Large Language Model as Universal Retriever in Industrial-Scale Recommender System
Junguang Jiang, Yanwen Huang, Bin Liu, Xiaoyu Kong, Xinhang Li, Ziru Xu, Han Zhu, Jian Xu, Bo Zheng
TL;DR
This work introduces the Universal Retrieval Model (URM), an LLM-based generative retrieval framework that unifies multiple retrieval objectives into a single input-output system. It enhances expressiveness through multi-query representations, improves learnability and transferability with a W=UV^T matrix decomposition, and reduces inference cost via probabilistic sampling and efficient ANN-based neighbor exploration. The approach demonstrates strong offline performance on public and industrial datasets and delivers online gains, including a 3.01% revenue increase, while maintaining tens-of-milliseconds latency. URM’s ability to adapt to various objectives and even unseen tasks underscores the potential of LLMs as universal retrievers in large-scale recommender systems. Practical deployment considerations and ablations indicate a robust, scalable pathway for industry adoption and future extension to broader objective spaces.
Abstract
In real-world recommender systems, different retrieval objectives are typically addressed using task-specific datasets with carefully designed model architectures. We demonstrate that Large Language Models (LLMs) can function as universal retrievers, capable of handling multiple objectives within a generative retrieval framework.
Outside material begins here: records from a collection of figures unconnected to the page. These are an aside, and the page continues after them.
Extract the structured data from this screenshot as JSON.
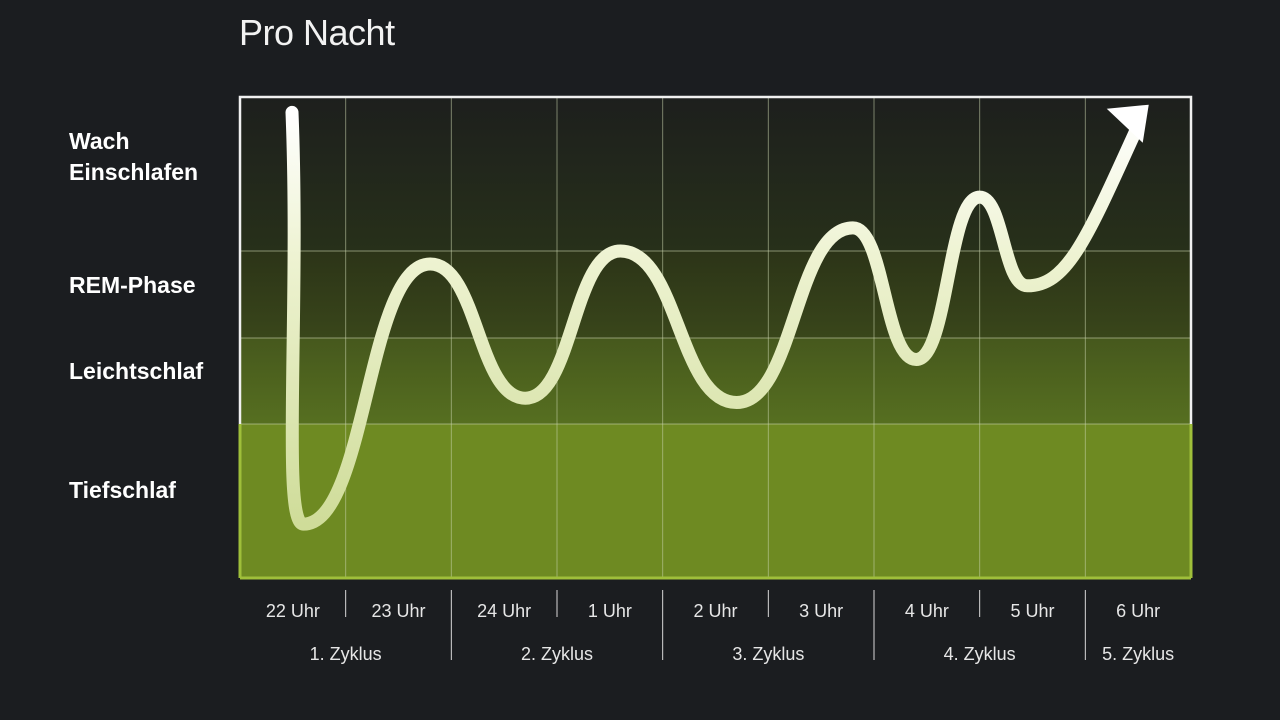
{
  "header": {
    "subtitle": "Pro Nacht"
  },
  "colors": {
    "background": "#1b1d20",
    "deep_sleep": "#6e8a22",
    "light_sleep": "#4a5c1c",
    "rem": "#31391a",
    "wake_top": "#1e201c",
    "curve": "#e8f0c8",
    "grid": "#b8c49a"
  },
  "chart_data": {
    "type": "line",
    "title": "",
    "subtitle": "Pro Nacht",
    "y_categories": [
      "Tiefschlaf",
      "Leichtschlaf",
      "REM-Phase",
      "Wach Einschlafen"
    ],
    "y_label_lines": [
      [
        "Wach",
        "Einschlafen"
      ],
      [
        "REM-Phase"
      ],
      [
        "Leichtschlaf"
      ],
      [
        "Tiefschlaf"
      ]
    ],
    "x_ticks": [
      "22 Uhr",
      "23 Uhr",
      "24 Uhr",
      "1 Uhr",
      "2 Uhr",
      "3 Uhr",
      "4 Uhr",
      "5 Uhr",
      "6 Uhr"
    ],
    "cycles": [
      "1. Zyklus",
      "2. Zyklus",
      "3. Zyklus",
      "4. Zyklus",
      "5. Zyklus"
    ],
    "xlim": [
      21.5,
      30.5
    ],
    "ylim": [
      0,
      4
    ],
    "series": [
      {
        "x": [
          21.5,
          22.1,
          23.3,
          24.2,
          25.1,
          26.2,
          27.3,
          27.9,
          28.5,
          28.95
        ],
        "y": [
          3.9,
          0.35,
          2.85,
          1.3,
          3.0,
          1.25,
          3.15,
          1.75,
          3.35,
          2.6
        ]
      }
    ],
    "end_arrow_target": {
      "x": 30.1,
      "y": 3.95
    },
    "grid": true
  }
}
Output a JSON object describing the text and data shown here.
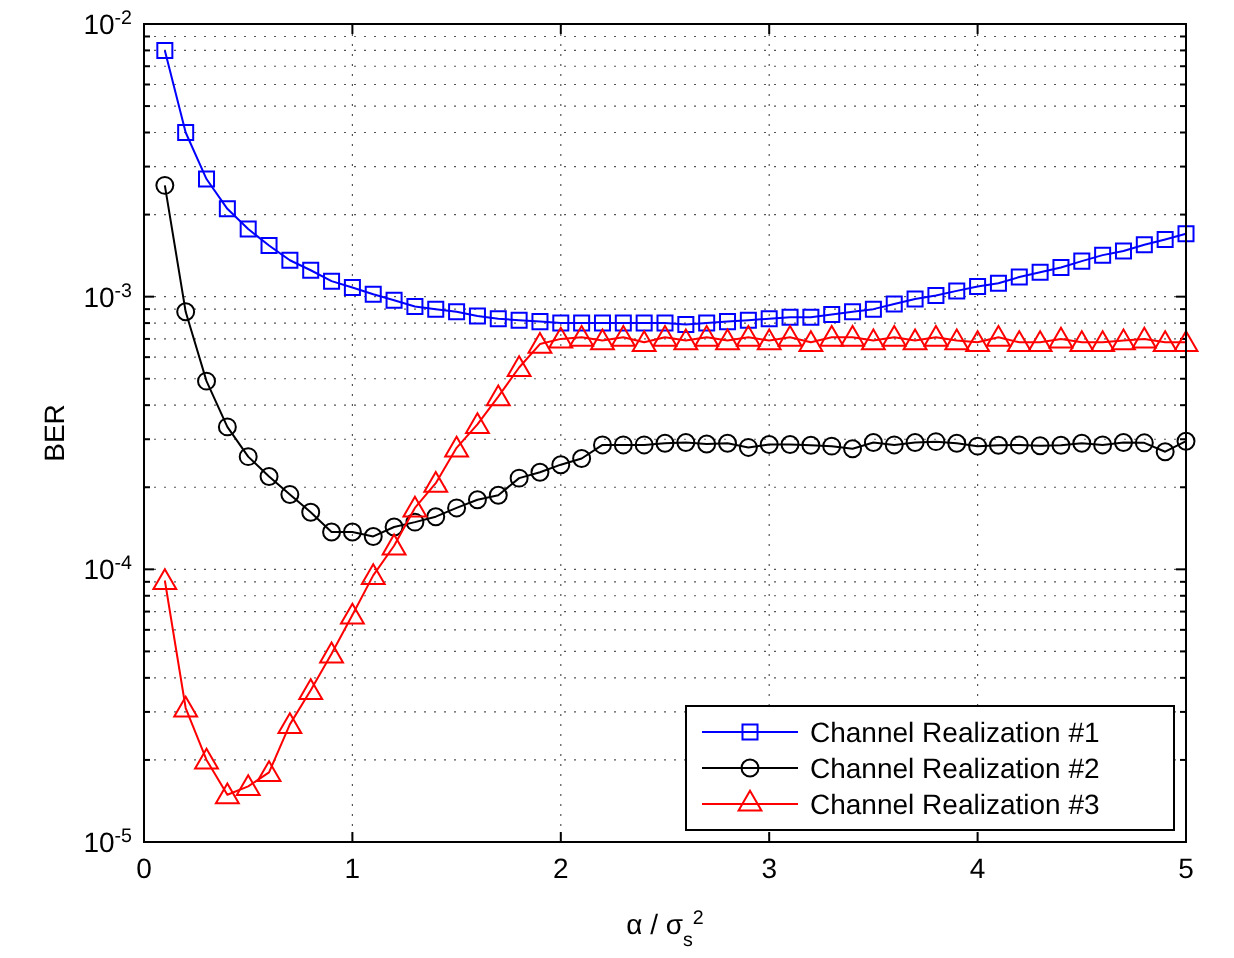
{
  "chart_data": {
    "type": "line",
    "xlabel": "α / σ$_{s}$$^{2}$",
    "ylabel": "BER",
    "log": "y",
    "grid": true,
    "legend": "bottom right",
    "line_style": "solid",
    "xlim": [
      0,
      5
    ],
    "xticks": [
      0,
      1,
      2,
      3,
      4,
      5
    ],
    "ylim": [
      1e-05,
      0.01
    ],
    "yticks": [
      {
        "value": 1e-05,
        "label": "10$^{-5}$"
      },
      {
        "value": 2e-05,
        "label": null
      },
      {
        "value": 3e-05,
        "label": null
      },
      {
        "value": 4e-05,
        "label": null
      },
      {
        "value": 5e-05,
        "label": null
      },
      {
        "value": 6e-05,
        "label": null
      },
      {
        "value": 7e-05,
        "label": null
      },
      {
        "value": 8e-05,
        "label": null
      },
      {
        "value": 9e-05,
        "label": null
      },
      {
        "value": 0.0001,
        "label": "10$^{-4}$"
      },
      {
        "value": 0.0002,
        "label": null
      },
      {
        "value": 0.0003,
        "label": null
      },
      {
        "value": 0.0004,
        "label": null
      },
      {
        "value": 0.0005,
        "label": null
      },
      {
        "value": 0.0006,
        "label": null
      },
      {
        "value": 0.0007,
        "label": null
      },
      {
        "value": 0.0008,
        "label": null
      },
      {
        "value": 0.0009,
        "label": null
      },
      {
        "value": 0.001,
        "label": "10$^{-3}$"
      },
      {
        "value": 0.002,
        "label": null
      },
      {
        "value": 0.003,
        "label": null
      },
      {
        "value": 0.004,
        "label": null
      },
      {
        "value": 0.005,
        "label": null
      },
      {
        "value": 0.006,
        "label": null
      },
      {
        "value": 0.007,
        "label": null
      },
      {
        "value": 0.008,
        "label": null
      },
      {
        "value": 0.009,
        "label": null
      },
      {
        "value": 0.01,
        "label": "10$^{-2}$"
      }
    ],
    "x": [
      0.1,
      0.2,
      0.3,
      0.4,
      0.5,
      0.6,
      0.7,
      0.8,
      0.9,
      1.0,
      1.1,
      1.2,
      1.3,
      1.4,
      1.5,
      1.6,
      1.7,
      1.8,
      1.9,
      2.0,
      2.1,
      2.2,
      2.3,
      2.4,
      2.5,
      2.6,
      2.7,
      2.8,
      2.9,
      3.0,
      3.1,
      3.2,
      3.3,
      3.4,
      3.5,
      3.6,
      3.7,
      3.8,
      3.9,
      4.0,
      4.1,
      4.2,
      4.3,
      4.4,
      4.5,
      4.6,
      4.7,
      4.8,
      4.9,
      5.0
    ],
    "series": [
      {
        "name": "Channel Realization #1",
        "color": "#0000ff",
        "marker": "square",
        "values": [
          0.008,
          0.004,
          0.0027,
          0.0021,
          0.00177,
          0.00154,
          0.00136,
          0.00125,
          0.00114,
          0.00108,
          0.00102,
          0.00097,
          0.00092,
          0.0009,
          0.00088,
          0.00085,
          0.00083,
          0.00082,
          0.00081,
          0.0008,
          0.0008,
          0.0008,
          0.0008,
          0.0008,
          0.0008,
          0.00079,
          0.0008,
          0.00081,
          0.00082,
          0.00083,
          0.00084,
          0.00084,
          0.00086,
          0.00088,
          0.0009,
          0.00094,
          0.00098,
          0.00101,
          0.00105,
          0.00109,
          0.00112,
          0.00118,
          0.00123,
          0.00128,
          0.00135,
          0.00142,
          0.00147,
          0.00155,
          0.00162,
          0.0017
        ]
      },
      {
        "name": "Channel Realization #2",
        "color": "#000000",
        "marker": "circle",
        "values": [
          0.00256,
          0.00088,
          0.00049,
          0.000333,
          0.000259,
          0.000219,
          0.000188,
          0.000162,
          0.000137,
          0.000137,
          0.000132,
          0.000143,
          0.000149,
          0.000156,
          0.000168,
          0.00018,
          0.000187,
          0.000216,
          0.000227,
          0.000242,
          0.000255,
          0.000286,
          0.000286,
          0.000286,
          0.00029,
          0.000292,
          0.000288,
          0.00029,
          0.00028,
          0.000287,
          0.000287,
          0.000285,
          0.000283,
          0.000277,
          0.000292,
          0.000286,
          0.000292,
          0.000294,
          0.00029,
          0.000283,
          0.000285,
          0.000286,
          0.000284,
          0.000285,
          0.00029,
          0.000286,
          0.000292,
          0.000291,
          0.00027,
          0.000295
        ]
      },
      {
        "name": "Channel Realization #3",
        "color": "#ff0000",
        "marker": "triangle",
        "values": [
          9.1e-05,
          3.1e-05,
          2e-05,
          1.49e-05,
          1.6e-05,
          1.8e-05,
          2.7e-05,
          3.6e-05,
          4.9e-05,
          6.8e-05,
          9.5e-05,
          0.000122,
          0.000168,
          0.000207,
          0.000279,
          0.00034,
          0.00043,
          0.00055,
          0.00067,
          0.0007,
          0.00071,
          0.00069,
          0.00071,
          0.00068,
          0.00071,
          0.00069,
          0.00071,
          0.00069,
          0.00071,
          0.00069,
          0.00071,
          0.00068,
          0.00071,
          0.00071,
          0.00069,
          0.00071,
          0.00069,
          0.00071,
          0.00069,
          0.00068,
          0.00071,
          0.00068,
          0.00068,
          0.0007,
          0.00068,
          0.00068,
          0.00069,
          0.0007,
          0.00068,
          0.00068
        ]
      }
    ]
  }
}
To model complex user-item relationships within generative retrieval, we propose multi-query representation. To address the challenge of extremely large candidate sets in industrial recommender systems, we introduce matrix decomposition to boost model learnability, discriminability, and transferability, and we incorporate probabilistic sampling to reduce computation costs. Finally, our Universal Retrieval Model (URM) can adaptively generate a set from tens of millions of candidates based on arbitrary given objective while keeping the latency within tens of milliseconds. Applied to industrial-scale data, URM outperforms expert models elaborately designed for different retrieval objectives on offline experiments and significantly improves the core metric of online advertising platform by $3\%$.